Il est donc crucial de comprendre que toutes nos vies antérieures sont étroitement liées à notre expérience présente. L’individualité implique un processus de changement et de continuité qui favorise notre évolution globale. L’expérience présente représente qu’une étape dans un parcours progressiste du développement de la conscience. La personne en devenir qui embrasse cette idée intègre à son cheminement l’idée d’évolution universelle. L’individualité détermine l’activité de la personnalité, car elle est essentiellement liée au monde des causes alors que la personnalité en exprime les effets. Vus sous l’angle ésotérique, nous attribuons à l’individualité une notion élargie qui inclut l’Ego et qui suggère l’inclusion de l’expérience continue de l’âme à travers les multiples incarnations. L’Ego transporte le gain de chaque vie et, de ce fait, définit la pertinence et la justesse de la vie présente. La distinction est cruciale, car quiconque prend conscience des exigences de l’individualité s’engage dans l’étude du monde de l’âme, des causes profondes et de l’évolution de l’être.

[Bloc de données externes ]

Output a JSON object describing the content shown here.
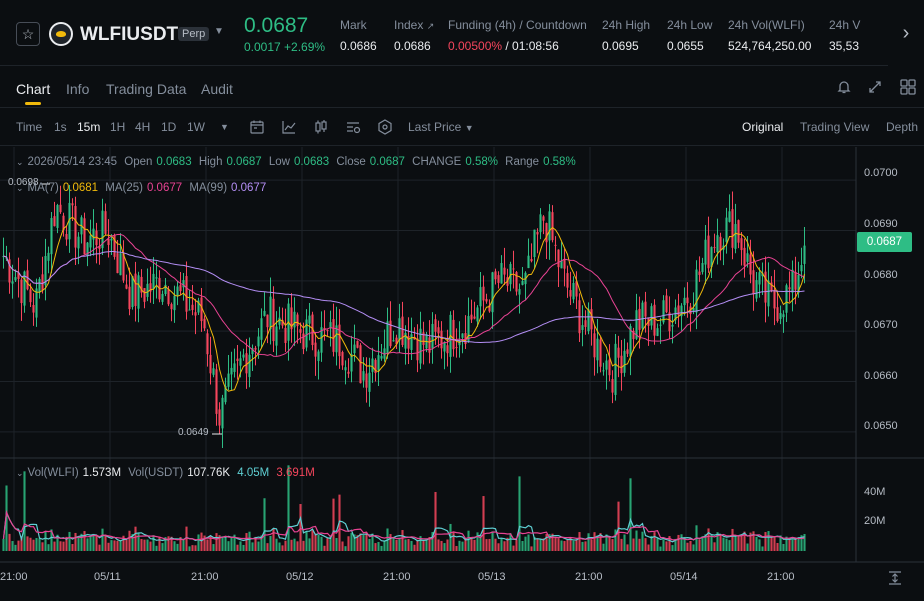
{
  "ticker": {
    "symbol": "WLFIUSDT",
    "badge": "Perp",
    "last_price": "0.0687",
    "change": "0.0017 +2.69%",
    "stats": [
      {
        "label": "Mark",
        "value": "0.0686"
      },
      {
        "label": "Index",
        "value": "0.0686"
      },
      {
        "label": "Funding (4h) / Countdown",
        "value_rate": "0.00500%",
        "value_countdown": " / 01:08:56"
      },
      {
        "label": "24h High",
        "value": "0.0695"
      },
      {
        "label": "24h Low",
        "value": "0.0655"
      },
      {
        "label": "24h Vol(WLFI)",
        "value": "524,764,250.00"
      },
      {
        "label": "24h V",
        "value": "35,53"
      }
    ]
  },
  "tabs": [
    "Chart",
    "Info",
    "Trading Data",
    "Audit"
  ],
  "toolbar": {
    "intervals": [
      "Time",
      "1s",
      "15m",
      "1H",
      "4H",
      "1D",
      "1W"
    ],
    "active_interval": "15m",
    "price_type": "Last Price",
    "views": [
      "Original",
      "Trading View",
      "Depth"
    ],
    "active_view": "Original"
  },
  "ohlc": {
    "date": "2026/05/14 23:45",
    "open_label": "Open",
    "open": "0.0683",
    "high_label": "High",
    "high": "0.0687",
    "low_label": "Low",
    "low": "0.0683",
    "close_label": "Close",
    "close": "0.0687",
    "change_label": "CHANGE",
    "change": "0.58%",
    "range_label": "Range",
    "range": "0.58%"
  },
  "ma": {
    "ma7_label": "MA(7)",
    "ma7": "0.0681",
    "ma25_label": "MA(25)",
    "ma25": "0.0677",
    "ma99_label": "MA(99)",
    "ma99": "0.0677"
  },
  "vol_legend": {
    "wlfi_label": "Vol(WLFI)",
    "wlfi": "1.573M",
    "usdt_label": "Vol(USDT)",
    "usdt": "107.76K",
    "ma_a": "4.05M",
    "ma_b": "3.691M"
  },
  "current_price_tag": "0.0687",
  "high_marker": "0.0698",
  "low_marker": "0.0649",
  "colors": {
    "up": "#2ebd85",
    "down": "#f6465d",
    "ma7": "#f0b90b",
    "ma25": "#e84393",
    "ma99": "#b48ef5",
    "vol_ma_a": "#5fcfd3",
    "vol_ma_b": "#e84393"
  },
  "chart_data": {
    "type": "candlestick",
    "price_axis_ticks": [
      "0.0700",
      "0.0690",
      "0.0680",
      "0.0670",
      "0.0660",
      "0.0650"
    ],
    "volume_axis_ticks": [
      "40M",
      "20M"
    ],
    "time_axis_ticks": [
      "21:00",
      "05/11",
      "21:00",
      "05/12",
      "21:00",
      "05/13",
      "21:00",
      "05/14",
      "21:00"
    ],
    "ylim": [
      0.0645,
      0.0705
    ],
    "close_anchors": [
      [
        0,
        0.0685
      ],
      [
        0.04,
        0.0675
      ],
      [
        0.065,
        0.0695
      ],
      [
        0.1,
        0.0688
      ],
      [
        0.13,
        0.069
      ],
      [
        0.16,
        0.0677
      ],
      [
        0.2,
        0.068
      ],
      [
        0.25,
        0.0672
      ],
      [
        0.27,
        0.0653
      ],
      [
        0.3,
        0.0665
      ],
      [
        0.33,
        0.0673
      ],
      [
        0.37,
        0.067
      ],
      [
        0.42,
        0.0668
      ],
      [
        0.45,
        0.0662
      ],
      [
        0.49,
        0.0672
      ],
      [
        0.53,
        0.0667
      ],
      [
        0.58,
        0.0672
      ],
      [
        0.62,
        0.068
      ],
      [
        0.65,
        0.0678
      ],
      [
        0.675,
        0.0693
      ],
      [
        0.7,
        0.068
      ],
      [
        0.73,
        0.067
      ],
      [
        0.76,
        0.0662
      ],
      [
        0.79,
        0.0672
      ],
      [
        0.82,
        0.0672
      ],
      [
        0.86,
        0.0678
      ],
      [
        0.89,
        0.069
      ],
      [
        0.915,
        0.0691
      ],
      [
        0.935,
        0.068
      ],
      [
        0.96,
        0.0675
      ],
      [
        0.985,
        0.0678
      ],
      [
        1.0,
        0.0687
      ]
    ]
  }
}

Les premières années ne sont pas seulement une phase de développement physique et psychologique, elles mettent également en place les fondations du plan de vie de l’âme. Dès la naissance, l’enfant commence à manifester son individualité unique, influencée par ses incarnations passées et son cheminement spirituel. Cette individualité guide ses réactions, ses intérêts et ses talents innés.

Les expériences précoces, qu’elles soient sensorielles, émotionnelles ou sociales, sont intégrées par l’âme comme des apprentissages essentiels. Par exemple, un enfant qui montre une forte empathie dès son plus jeune âge pourrait être guidé par une individualité ayant vécu des expériences de compassion dans des vies antérieures. Chaque interaction contribue à l’évolution de l’enfant et à la réalisation de son plan de vie.

En somme, la période de 0 à 7 ans est une étape cruciale où l’enfant, guidé par son individualité, construit l’environnement dans lequel il amorce son plan de vie. Ces fondations influencent de manière significative la direction et l’ampleur de son développement futur.

Message aux parents

Je crois qu’il est important de fixer notre attention sur l’unicité de l’enfant. Chaque enfant est unique et possède des talents, des intérêts et des besoins spécifiques. En reconnaissant et en valorisant cette unicité, nous pouvons mieux soutenir le développement harmonieux de nos enfants. Une approche personnalisée pour chaque enfant, qui tient compte de ses particularités et de son individualité, vaut mieux qu’une approche unidimensionnelle. En adoptant cette perspective, nous aidons chaque enfant à découvrir son propre chemin, à développer ses compétences et à réaliser pleinement son potentiel.